Questo incontro ha voluto essere una risposta a questo appello, ma prima ancora è nato dal desiderio di tanti di noi di stabilire spazi di dialogo e fraternità fra persone che convivono sotto lo stesso cielo, che camminano sulle stesse strade del nostro quartiere e della nostra città.
Sappiamo che alcuni pensano che non è possibile la convivenza tra diversi, e mettono esplicitamente in discussione il principio della fraternità umana. Rimane quindi aperto questo interrogativo: è possibile vivere la fraternità in una città multiculturale e multireligiosa?
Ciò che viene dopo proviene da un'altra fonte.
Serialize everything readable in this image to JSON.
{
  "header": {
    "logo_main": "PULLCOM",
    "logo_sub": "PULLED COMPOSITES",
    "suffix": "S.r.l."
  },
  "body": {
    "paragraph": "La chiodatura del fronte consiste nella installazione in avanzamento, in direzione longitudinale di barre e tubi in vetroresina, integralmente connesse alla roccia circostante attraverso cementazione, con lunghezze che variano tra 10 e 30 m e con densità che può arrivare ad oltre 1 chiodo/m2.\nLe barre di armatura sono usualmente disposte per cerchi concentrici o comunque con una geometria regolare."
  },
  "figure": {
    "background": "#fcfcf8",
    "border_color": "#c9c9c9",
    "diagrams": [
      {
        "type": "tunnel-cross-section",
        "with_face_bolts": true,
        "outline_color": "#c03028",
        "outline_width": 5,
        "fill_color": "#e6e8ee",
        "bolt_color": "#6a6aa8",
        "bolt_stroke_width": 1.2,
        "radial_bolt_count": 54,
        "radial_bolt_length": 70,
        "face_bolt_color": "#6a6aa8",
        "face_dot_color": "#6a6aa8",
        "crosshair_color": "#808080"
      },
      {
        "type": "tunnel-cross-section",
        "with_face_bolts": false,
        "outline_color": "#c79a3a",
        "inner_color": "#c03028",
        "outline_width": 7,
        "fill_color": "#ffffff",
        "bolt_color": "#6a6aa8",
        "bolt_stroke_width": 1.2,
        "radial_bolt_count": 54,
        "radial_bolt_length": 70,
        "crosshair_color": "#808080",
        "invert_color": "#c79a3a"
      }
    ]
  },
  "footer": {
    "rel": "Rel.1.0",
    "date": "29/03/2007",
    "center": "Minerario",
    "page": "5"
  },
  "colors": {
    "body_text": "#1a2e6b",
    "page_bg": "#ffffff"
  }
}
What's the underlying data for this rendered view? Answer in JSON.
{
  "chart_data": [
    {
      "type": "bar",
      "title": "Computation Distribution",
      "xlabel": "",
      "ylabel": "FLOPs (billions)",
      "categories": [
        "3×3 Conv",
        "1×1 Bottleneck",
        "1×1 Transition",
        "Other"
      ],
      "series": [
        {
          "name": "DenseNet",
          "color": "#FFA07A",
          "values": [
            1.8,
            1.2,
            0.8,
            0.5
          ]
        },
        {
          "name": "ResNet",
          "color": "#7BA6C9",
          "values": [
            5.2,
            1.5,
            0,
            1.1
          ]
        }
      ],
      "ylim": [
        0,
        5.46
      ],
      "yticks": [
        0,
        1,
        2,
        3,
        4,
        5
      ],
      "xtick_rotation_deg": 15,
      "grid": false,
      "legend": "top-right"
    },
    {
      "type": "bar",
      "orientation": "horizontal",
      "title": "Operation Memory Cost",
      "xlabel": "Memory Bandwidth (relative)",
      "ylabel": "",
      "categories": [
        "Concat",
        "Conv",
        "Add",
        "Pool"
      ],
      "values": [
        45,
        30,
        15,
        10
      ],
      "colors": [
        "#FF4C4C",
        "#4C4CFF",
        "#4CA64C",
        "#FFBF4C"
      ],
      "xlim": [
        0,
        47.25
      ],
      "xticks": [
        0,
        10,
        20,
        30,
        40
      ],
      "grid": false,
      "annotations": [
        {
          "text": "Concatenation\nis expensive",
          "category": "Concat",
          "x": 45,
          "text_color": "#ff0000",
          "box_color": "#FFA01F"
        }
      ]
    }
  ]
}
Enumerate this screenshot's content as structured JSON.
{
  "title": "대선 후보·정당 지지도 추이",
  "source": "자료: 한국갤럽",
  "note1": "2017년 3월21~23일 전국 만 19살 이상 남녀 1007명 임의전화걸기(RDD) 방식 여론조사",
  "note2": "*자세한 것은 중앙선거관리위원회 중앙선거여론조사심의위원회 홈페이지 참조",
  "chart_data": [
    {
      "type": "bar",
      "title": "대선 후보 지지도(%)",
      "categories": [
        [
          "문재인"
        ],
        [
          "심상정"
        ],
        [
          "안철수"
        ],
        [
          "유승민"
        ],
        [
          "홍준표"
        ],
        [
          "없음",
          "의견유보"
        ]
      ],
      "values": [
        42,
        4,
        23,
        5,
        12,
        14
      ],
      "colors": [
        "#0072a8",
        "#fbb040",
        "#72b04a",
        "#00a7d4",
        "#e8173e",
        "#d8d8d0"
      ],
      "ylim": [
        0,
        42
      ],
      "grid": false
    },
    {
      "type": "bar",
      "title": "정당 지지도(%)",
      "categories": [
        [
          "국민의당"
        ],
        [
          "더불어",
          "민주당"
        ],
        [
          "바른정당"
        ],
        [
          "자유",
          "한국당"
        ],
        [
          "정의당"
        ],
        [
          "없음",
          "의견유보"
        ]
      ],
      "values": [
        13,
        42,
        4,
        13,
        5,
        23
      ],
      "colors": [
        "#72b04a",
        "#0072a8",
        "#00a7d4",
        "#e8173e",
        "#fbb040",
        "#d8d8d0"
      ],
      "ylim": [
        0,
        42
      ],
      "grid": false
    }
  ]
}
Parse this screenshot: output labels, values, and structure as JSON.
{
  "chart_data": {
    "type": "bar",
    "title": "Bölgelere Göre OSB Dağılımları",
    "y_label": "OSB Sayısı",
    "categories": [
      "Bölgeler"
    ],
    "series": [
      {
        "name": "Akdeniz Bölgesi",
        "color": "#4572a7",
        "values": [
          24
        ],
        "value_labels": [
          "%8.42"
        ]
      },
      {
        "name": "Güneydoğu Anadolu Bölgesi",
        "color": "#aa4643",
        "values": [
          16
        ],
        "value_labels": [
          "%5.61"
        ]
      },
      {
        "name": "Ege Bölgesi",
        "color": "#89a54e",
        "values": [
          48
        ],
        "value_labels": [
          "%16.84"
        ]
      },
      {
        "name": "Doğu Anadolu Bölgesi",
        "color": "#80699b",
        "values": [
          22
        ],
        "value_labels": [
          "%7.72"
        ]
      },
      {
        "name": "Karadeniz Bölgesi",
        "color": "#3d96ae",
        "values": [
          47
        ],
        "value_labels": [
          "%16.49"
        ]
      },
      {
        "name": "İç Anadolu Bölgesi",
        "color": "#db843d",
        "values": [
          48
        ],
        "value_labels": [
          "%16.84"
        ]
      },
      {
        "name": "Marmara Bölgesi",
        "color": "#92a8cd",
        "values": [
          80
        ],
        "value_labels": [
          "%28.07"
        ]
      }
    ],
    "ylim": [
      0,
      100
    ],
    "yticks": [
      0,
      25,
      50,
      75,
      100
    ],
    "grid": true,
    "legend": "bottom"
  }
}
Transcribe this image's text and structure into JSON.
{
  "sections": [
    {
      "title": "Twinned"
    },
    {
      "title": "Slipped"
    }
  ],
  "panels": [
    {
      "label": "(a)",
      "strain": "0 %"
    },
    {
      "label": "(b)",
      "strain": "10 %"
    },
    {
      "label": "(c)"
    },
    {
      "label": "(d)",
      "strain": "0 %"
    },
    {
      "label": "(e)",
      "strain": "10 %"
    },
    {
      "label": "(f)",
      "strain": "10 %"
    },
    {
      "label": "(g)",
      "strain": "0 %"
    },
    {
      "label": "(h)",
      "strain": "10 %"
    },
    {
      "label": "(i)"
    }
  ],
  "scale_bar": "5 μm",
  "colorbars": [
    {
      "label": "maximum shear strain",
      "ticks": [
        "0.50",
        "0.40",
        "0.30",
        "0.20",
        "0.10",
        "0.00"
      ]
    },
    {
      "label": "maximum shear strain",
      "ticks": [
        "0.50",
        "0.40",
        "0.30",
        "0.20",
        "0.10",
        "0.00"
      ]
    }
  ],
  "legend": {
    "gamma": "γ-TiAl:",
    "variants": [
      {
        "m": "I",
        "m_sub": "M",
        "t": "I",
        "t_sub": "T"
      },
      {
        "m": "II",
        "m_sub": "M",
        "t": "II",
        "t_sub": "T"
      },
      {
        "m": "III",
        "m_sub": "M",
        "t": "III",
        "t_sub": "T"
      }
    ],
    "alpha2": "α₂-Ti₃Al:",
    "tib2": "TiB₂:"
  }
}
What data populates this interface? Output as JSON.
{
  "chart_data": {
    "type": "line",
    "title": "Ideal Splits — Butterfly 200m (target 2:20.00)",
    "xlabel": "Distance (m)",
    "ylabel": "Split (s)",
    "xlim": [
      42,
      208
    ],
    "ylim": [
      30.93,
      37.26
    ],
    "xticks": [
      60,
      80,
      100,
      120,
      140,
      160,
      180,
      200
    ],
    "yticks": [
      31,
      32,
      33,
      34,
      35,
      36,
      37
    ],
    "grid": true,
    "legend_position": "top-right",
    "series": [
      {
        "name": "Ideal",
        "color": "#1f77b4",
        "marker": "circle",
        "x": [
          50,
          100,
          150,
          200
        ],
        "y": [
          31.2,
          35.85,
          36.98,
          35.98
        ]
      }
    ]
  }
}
Ringraziamo i due testimoni della serata, che hanno in comune l’esperienza di aver vissuto e di continuare a vivere questa fratellanza: Asfah prima in Cisgiordania e poi in Italia, e padre Filippo in Ciad e anche in Italia. La loro testimonianza ci ha dato un messaggio di speranza: è davvero possibile essere fratelli tra persone di cultura e religione diverse. Vogliamo dunque vivere anche qui a Milano, a cominciare dal nostro quartiere, questa fraternità, continuando ad incontrarci per conoscerci e per collaborare su vari temi. In febbraio ci sarà un incontro tra giovani cristiani e giovani musulmani del nostro quartiere per approfondire questo spazio di dialogo e amicizia che abbiamo aperto.